By George Khoury, Esq. | Last updated on

If you're really worried about encountering a carjacker, you may want to consider a manual transmission in your next car. A would-be carjacker's evil plan in St. Louis was recently foiled by a standard transmission (yes, a standard transmission is a manual, not an automatic).

The victim of the attempted carjacking in St. Louis was threatened at gun point to exit his vehicle and empty his pockets. When the carjacker attempted to drive off, he couldn't figure out how to operate the manual transmission and was forced to abandon his criminal plans. The victim attributes his survival to being polite, following instructions, and having a stickshift.

Manual Transmission as Anti-Carjacking Measure

The story out of St. Louis isn't the first time a car thief or carjacker's inability to work a stick prevented the theft. It seems like every year, there is at least one news story on the subject. While the thought of a thief struggling to work a gearbox may delight some enough to opt for rarely selected option, is it really an effective security tool?

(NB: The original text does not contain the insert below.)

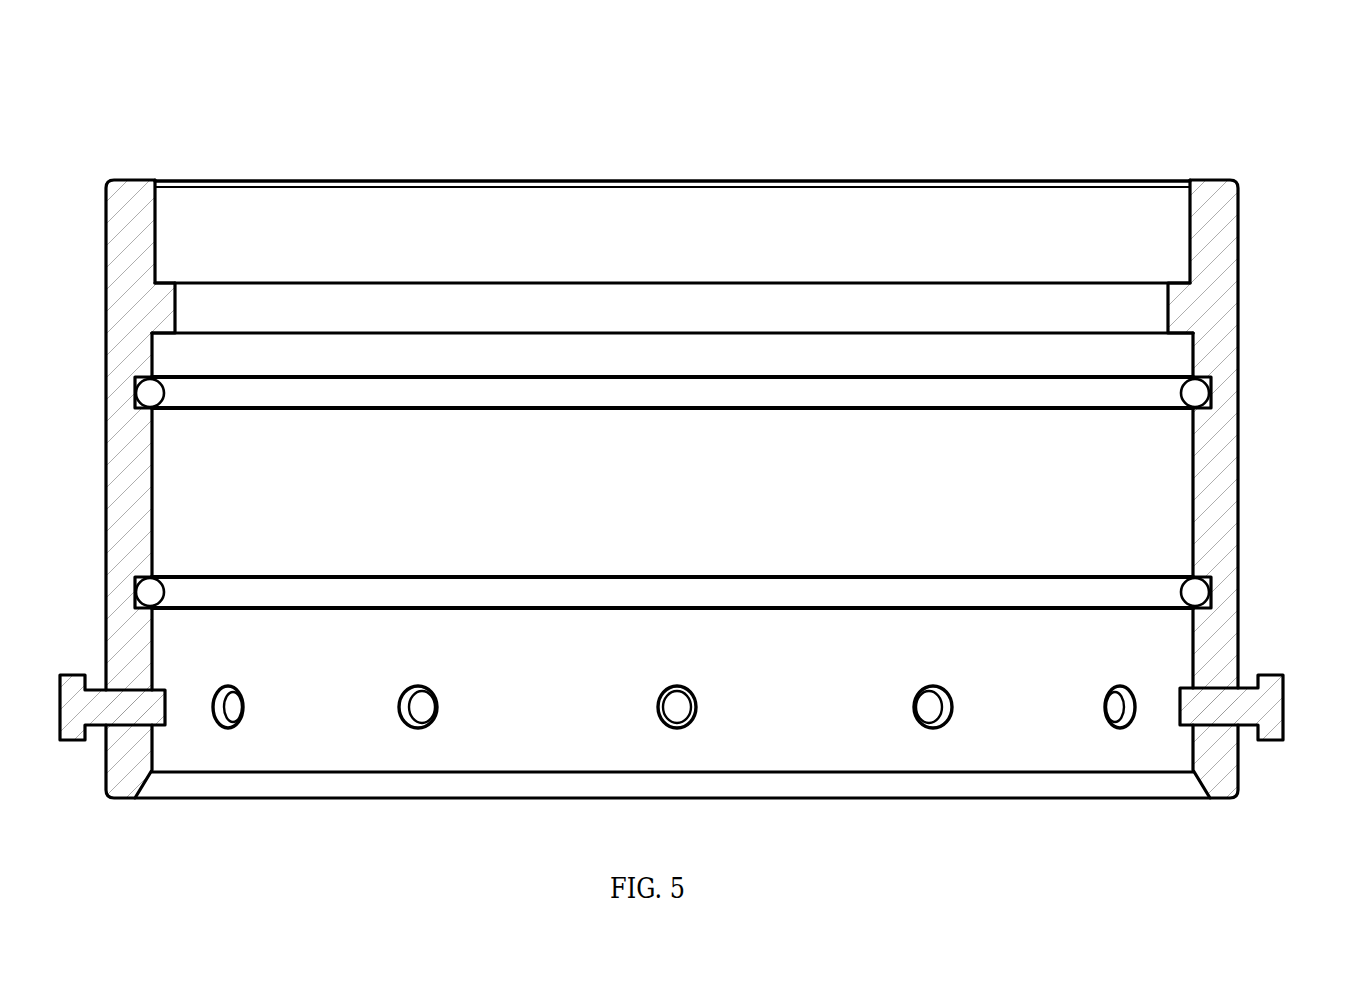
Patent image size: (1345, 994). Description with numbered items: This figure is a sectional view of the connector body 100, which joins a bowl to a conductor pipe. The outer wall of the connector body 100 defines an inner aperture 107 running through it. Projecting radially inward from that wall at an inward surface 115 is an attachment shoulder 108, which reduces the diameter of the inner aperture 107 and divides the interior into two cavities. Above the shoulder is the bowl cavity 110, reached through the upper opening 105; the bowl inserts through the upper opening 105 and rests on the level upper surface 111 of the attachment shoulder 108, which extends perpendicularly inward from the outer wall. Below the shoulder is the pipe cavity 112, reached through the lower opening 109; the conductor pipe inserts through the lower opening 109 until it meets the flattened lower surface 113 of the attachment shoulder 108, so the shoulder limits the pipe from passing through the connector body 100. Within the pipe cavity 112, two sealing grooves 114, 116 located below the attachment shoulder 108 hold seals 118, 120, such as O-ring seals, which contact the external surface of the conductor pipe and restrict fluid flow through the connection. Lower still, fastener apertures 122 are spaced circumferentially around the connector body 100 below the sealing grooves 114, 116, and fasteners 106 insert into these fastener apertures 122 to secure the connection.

With less and less manual gearboxes being sold on new cars, it would make sense that less and less of America's drivers would be learning to drive stick shifts. Particularly for younger carjackers, who learned to drive on an automatic transmission, a clutch could be as a big a deterrent to theft as not having the keys. Remember, a carjacker is someone who steals a car directly from the operator, so there is no need to break into the car, nor to hot wire the car.

Carjacker Liability for Failed Carjacking

Just because the carjacker failed due to their inability to drive a stick, that doesn't mean they will get away with only being embarrassed, as one unlucky, unskilled Utah carjacker learned. When a carjacker fails, they can still be charged with attempted theft. And if they got the car to move, they could be charged with joyriding or grand larceny.

The legal terms for the various legal criminal charges will vary from state to state, but the embarrassment suffered is universal in the US.